The FSS estimates that number to grow to 27.87 trillion won by the end of this year. As of the end of May, mobile payments have already reached 11.61 trillion won for 2018.
One of the reasons such payments are so popular in Korea is because a customer doesn’t have to go through complicated security authentication systems, including the one-time passwords (OTP) required in other online payments.
Payments can be made instantly, even through social media.
As of May, there were over nine million people using mobile payment apps by seven companies including IT giants like the nation’s leading mobile messenger app developer, Kakao, and the country’s largest web portal, Naver. The FSS report showed that 51.7 percent of the users are male.
The dominant age group using the payment apps are people in their 20s and 30s who account for 78.1 percent.

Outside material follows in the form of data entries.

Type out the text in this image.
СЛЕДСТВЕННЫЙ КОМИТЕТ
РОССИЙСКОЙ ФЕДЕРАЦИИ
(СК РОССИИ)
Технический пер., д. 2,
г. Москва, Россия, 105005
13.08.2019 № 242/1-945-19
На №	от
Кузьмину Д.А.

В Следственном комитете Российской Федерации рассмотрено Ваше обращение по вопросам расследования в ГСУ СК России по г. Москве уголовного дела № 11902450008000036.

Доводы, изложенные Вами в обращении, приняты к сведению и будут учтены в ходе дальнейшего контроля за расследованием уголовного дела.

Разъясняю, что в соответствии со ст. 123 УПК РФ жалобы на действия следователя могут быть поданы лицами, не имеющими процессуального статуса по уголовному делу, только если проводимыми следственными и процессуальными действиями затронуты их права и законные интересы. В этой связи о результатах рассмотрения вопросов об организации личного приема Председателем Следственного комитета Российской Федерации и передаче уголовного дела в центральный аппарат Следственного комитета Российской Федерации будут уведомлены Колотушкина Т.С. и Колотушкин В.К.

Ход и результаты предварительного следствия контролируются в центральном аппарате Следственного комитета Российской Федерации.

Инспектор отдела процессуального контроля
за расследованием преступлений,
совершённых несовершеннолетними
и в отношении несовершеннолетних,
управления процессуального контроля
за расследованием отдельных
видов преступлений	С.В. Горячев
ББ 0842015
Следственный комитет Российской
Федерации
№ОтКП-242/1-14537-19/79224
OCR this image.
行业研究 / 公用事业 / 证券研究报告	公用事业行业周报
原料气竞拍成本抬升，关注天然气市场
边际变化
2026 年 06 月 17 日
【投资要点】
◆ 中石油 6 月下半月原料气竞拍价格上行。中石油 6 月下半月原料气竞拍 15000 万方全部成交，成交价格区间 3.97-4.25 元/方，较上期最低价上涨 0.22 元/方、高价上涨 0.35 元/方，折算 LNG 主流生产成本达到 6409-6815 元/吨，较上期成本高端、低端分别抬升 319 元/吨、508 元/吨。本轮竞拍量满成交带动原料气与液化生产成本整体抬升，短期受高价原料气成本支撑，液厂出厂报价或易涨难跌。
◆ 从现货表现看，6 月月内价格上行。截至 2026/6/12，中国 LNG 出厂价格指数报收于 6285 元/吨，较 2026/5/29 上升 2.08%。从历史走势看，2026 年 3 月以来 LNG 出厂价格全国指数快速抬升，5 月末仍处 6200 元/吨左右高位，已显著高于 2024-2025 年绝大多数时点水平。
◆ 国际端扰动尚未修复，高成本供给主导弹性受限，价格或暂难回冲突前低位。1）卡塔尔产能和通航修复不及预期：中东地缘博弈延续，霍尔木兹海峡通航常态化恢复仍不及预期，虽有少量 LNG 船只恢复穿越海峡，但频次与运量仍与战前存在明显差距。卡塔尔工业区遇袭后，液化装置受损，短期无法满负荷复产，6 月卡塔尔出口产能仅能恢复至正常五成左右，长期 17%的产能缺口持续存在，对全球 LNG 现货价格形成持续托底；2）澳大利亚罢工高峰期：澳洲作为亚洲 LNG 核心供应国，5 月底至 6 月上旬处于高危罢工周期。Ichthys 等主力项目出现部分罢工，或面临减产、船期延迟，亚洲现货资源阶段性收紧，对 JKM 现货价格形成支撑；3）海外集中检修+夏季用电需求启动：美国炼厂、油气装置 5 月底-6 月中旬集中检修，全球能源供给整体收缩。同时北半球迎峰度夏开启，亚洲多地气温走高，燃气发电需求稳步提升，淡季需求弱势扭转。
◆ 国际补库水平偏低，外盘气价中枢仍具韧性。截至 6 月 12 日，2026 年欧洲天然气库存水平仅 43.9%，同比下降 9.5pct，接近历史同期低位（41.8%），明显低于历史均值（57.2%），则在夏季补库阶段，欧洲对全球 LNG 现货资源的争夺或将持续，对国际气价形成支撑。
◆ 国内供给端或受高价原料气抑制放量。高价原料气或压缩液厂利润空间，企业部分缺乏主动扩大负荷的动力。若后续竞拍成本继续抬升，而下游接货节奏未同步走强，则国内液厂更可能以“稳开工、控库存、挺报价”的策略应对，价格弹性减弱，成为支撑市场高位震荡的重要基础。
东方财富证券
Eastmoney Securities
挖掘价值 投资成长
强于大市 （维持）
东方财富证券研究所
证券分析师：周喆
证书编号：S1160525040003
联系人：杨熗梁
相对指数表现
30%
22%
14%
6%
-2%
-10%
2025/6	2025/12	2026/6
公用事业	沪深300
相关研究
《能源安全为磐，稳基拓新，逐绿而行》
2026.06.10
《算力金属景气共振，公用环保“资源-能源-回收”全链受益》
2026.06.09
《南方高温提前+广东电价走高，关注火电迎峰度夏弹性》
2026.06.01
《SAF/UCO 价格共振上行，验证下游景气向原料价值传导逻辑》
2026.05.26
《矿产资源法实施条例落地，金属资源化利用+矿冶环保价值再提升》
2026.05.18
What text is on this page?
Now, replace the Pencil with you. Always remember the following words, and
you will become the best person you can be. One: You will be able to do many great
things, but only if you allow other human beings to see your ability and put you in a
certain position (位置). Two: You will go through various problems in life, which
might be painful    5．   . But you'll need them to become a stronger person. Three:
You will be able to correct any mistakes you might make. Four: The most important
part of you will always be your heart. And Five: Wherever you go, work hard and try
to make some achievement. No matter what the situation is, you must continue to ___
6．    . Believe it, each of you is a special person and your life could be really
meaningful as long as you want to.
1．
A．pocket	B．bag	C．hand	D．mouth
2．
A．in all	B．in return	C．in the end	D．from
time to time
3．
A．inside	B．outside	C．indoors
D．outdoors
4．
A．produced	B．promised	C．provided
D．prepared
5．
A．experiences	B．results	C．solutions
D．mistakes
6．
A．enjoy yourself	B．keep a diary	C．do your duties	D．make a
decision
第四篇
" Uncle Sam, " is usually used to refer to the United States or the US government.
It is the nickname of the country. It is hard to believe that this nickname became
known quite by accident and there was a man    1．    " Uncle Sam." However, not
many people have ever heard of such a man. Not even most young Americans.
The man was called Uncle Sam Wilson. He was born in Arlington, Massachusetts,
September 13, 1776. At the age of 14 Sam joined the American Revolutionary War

People in their 20s account for 58.1 percent while those in their 30s account for 20 percent.
The market is dominated by two companies - Viva Republica, which developed Toss, and Kakao’s Kakao Pay. Together, these two companies have a market share of 96.4 percent or 11.19 trillion won.
The number of people using either Toss or Kakao Pay amounts to over 8.65 million or 95.3 percent of the total.
The FSS report said that despite its rapid growth, the industry is structured in a way that creates more losses as the size of transactions grow.
Currently, almost all of the companies transfer money with no charge to customers, but they have to pay banks between 150 won and 450 won for each transaction.
The companies are forced to find profits in connecting customers with other financial services, such as fund investments, real estate investments and P2P payments.
“It seems the purpose of easy payment services is not to make a profit but rather to secure a number of customers through that service and then connect them to financial platforms and introduce new financial products,” the FSS report said.